Thursday, April 09, 2009

Like a Rock

We were watching a dvd for one of Brandon’s scuba courses when the narrator very matter of factly stated, “Most people float.” She didn't clarify, so I turned to Brandon, puzzled, "What does she mean – most people float. Everyone floats. You just lie on your back and glide along. Duh.” “I don’t float,” he answered. “Sure you do, you’re just probably not the best swimmer…”

When he went to scuba class the next day, though, the instructor verified this: he is, apparently, “negatively buoyant.” That’s right, he has such little body mass that he just sinks to the bottom like a solid rock. Most people can easily bob along, but when measured for a scuba weight belt, Brandon literally required no weights to hold him beneath the surface. (Of course he’s now using this an excuse to eat an entire pan of texas sheet cake: “Don’t be hatin - I need me some fat cells to float!”)

Tuesday, April 07, 2009

Identity Crisis Averted: T-Pat Steves Lives!

I changed my name today; it only took me two and a half years (and several identity conflicts) to get around to it.
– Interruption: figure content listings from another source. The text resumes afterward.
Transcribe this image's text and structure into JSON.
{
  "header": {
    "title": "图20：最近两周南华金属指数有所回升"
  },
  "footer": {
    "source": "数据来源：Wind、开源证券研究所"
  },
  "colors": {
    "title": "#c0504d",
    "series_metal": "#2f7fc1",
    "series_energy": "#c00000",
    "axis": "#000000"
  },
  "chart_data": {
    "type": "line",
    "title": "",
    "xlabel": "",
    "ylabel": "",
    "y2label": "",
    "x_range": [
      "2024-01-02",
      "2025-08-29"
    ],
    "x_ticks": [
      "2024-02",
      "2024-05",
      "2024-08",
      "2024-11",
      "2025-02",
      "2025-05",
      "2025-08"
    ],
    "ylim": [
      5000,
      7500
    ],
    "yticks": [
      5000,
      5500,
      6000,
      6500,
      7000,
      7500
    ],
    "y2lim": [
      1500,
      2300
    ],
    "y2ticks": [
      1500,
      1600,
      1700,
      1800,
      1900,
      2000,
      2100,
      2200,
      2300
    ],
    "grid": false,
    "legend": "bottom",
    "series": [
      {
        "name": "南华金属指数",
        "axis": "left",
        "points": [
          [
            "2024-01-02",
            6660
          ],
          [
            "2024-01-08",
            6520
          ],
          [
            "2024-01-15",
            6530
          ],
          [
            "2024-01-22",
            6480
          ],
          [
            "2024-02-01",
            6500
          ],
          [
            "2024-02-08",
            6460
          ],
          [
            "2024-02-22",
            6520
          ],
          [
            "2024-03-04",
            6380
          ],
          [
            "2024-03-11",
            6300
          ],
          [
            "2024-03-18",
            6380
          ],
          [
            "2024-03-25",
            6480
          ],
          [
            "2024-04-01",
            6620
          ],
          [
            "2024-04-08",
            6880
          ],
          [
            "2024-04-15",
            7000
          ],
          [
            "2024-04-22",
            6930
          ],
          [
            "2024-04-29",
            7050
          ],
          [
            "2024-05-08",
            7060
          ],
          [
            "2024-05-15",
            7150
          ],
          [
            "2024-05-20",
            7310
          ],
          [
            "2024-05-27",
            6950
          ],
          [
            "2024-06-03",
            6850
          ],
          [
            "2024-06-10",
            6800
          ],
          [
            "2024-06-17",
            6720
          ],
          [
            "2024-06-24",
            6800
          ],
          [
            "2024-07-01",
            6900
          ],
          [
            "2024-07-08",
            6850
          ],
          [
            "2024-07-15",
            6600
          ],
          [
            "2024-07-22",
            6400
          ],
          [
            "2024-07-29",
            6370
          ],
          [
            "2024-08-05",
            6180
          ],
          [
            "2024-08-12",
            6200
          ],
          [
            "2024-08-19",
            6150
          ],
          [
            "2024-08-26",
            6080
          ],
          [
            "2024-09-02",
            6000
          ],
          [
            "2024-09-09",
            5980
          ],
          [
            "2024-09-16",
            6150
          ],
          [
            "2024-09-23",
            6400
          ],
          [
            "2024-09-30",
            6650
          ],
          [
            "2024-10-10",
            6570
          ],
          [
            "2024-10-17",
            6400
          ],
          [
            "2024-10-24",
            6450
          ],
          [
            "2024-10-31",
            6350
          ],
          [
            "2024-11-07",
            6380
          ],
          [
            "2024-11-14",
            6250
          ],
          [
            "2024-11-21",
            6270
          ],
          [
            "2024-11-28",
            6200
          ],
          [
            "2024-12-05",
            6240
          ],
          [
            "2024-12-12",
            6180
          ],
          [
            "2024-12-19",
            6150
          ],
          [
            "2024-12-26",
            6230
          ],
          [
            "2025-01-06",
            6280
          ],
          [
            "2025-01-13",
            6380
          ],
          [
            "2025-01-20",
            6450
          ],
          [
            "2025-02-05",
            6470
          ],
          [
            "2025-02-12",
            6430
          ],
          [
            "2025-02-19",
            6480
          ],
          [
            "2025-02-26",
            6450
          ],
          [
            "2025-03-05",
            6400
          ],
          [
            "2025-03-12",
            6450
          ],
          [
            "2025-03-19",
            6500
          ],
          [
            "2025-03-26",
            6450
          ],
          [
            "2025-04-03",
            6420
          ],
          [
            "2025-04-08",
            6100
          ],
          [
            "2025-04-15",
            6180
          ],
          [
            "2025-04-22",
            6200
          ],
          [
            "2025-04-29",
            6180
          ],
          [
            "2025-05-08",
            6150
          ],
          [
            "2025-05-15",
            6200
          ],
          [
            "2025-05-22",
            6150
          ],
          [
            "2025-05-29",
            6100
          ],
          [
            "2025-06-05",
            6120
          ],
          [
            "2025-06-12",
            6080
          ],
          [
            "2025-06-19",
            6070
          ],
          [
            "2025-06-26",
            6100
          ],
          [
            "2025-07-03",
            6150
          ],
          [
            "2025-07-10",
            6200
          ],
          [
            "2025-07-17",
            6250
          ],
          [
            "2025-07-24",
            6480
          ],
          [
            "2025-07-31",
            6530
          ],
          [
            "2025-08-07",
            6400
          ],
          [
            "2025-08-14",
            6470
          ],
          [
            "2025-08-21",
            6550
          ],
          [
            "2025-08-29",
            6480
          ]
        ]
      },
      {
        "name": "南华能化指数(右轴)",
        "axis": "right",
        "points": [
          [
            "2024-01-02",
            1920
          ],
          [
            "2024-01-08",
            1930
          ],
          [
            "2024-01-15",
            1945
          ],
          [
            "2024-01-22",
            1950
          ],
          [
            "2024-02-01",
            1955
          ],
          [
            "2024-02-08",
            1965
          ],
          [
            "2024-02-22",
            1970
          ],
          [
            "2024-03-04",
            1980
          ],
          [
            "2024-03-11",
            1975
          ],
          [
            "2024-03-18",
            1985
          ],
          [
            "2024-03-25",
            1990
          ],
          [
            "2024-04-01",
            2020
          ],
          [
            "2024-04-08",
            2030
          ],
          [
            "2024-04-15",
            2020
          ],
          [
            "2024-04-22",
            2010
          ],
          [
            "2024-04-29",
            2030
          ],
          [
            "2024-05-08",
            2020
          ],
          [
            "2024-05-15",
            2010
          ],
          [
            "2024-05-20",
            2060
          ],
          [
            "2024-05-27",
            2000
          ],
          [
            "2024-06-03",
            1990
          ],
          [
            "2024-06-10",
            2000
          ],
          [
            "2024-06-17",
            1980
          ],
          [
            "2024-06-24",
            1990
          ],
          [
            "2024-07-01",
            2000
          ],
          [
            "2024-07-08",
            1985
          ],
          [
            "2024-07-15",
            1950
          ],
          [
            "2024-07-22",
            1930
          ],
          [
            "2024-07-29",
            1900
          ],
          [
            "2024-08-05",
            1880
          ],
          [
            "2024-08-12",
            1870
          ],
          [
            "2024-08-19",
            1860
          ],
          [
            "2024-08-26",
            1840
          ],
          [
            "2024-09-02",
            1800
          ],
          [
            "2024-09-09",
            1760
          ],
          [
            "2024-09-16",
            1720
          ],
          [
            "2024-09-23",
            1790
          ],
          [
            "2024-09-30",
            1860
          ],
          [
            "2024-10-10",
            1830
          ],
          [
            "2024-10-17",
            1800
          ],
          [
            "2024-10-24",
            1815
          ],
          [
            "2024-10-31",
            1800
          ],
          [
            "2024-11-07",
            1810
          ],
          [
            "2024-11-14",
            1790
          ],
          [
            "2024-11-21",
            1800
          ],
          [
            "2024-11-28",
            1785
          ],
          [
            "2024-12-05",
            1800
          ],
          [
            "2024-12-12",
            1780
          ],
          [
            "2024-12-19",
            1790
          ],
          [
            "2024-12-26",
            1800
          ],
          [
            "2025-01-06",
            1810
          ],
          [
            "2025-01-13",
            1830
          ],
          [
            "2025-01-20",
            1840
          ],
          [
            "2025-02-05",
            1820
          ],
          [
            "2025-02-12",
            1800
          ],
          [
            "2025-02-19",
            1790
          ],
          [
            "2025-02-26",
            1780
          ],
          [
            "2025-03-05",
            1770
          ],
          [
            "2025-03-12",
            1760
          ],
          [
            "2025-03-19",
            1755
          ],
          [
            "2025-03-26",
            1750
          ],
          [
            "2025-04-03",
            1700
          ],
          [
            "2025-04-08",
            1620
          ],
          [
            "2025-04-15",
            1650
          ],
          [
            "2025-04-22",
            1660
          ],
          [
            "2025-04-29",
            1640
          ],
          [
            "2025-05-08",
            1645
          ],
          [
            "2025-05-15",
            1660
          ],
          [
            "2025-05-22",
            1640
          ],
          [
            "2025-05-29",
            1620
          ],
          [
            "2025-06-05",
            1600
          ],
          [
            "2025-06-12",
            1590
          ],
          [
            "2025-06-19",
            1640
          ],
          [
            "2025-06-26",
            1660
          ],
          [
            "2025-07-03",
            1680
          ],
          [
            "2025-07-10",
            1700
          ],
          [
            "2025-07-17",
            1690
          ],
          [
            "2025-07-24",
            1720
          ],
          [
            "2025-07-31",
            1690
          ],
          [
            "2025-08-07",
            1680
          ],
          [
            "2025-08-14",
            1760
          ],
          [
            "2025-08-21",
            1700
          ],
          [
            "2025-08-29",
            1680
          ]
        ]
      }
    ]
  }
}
And, with some bureaucratic finagling, it was a lot less complicated than originally thought. No court hearing required! My new, official name will arrive in the mail in about ten business days.

I was really happy about this - not sure why. Maybe it's because I'm about to start a new, adventurous chapter in life and it feels good to have a new alias to go along with it... Although it was a little creepy to hear the SS clerk call me "Mrs." (He got an awkward, guilty-feminist half-smile in return). This only lasted a minute though, and I threw down the sweet new signature: I am the new Michael J. Fox.

To celebrate, B and I are having dinner tonight at Stephens, get it? Then we're going to see David Sedaris! We've been looking forward to this for MONTHS.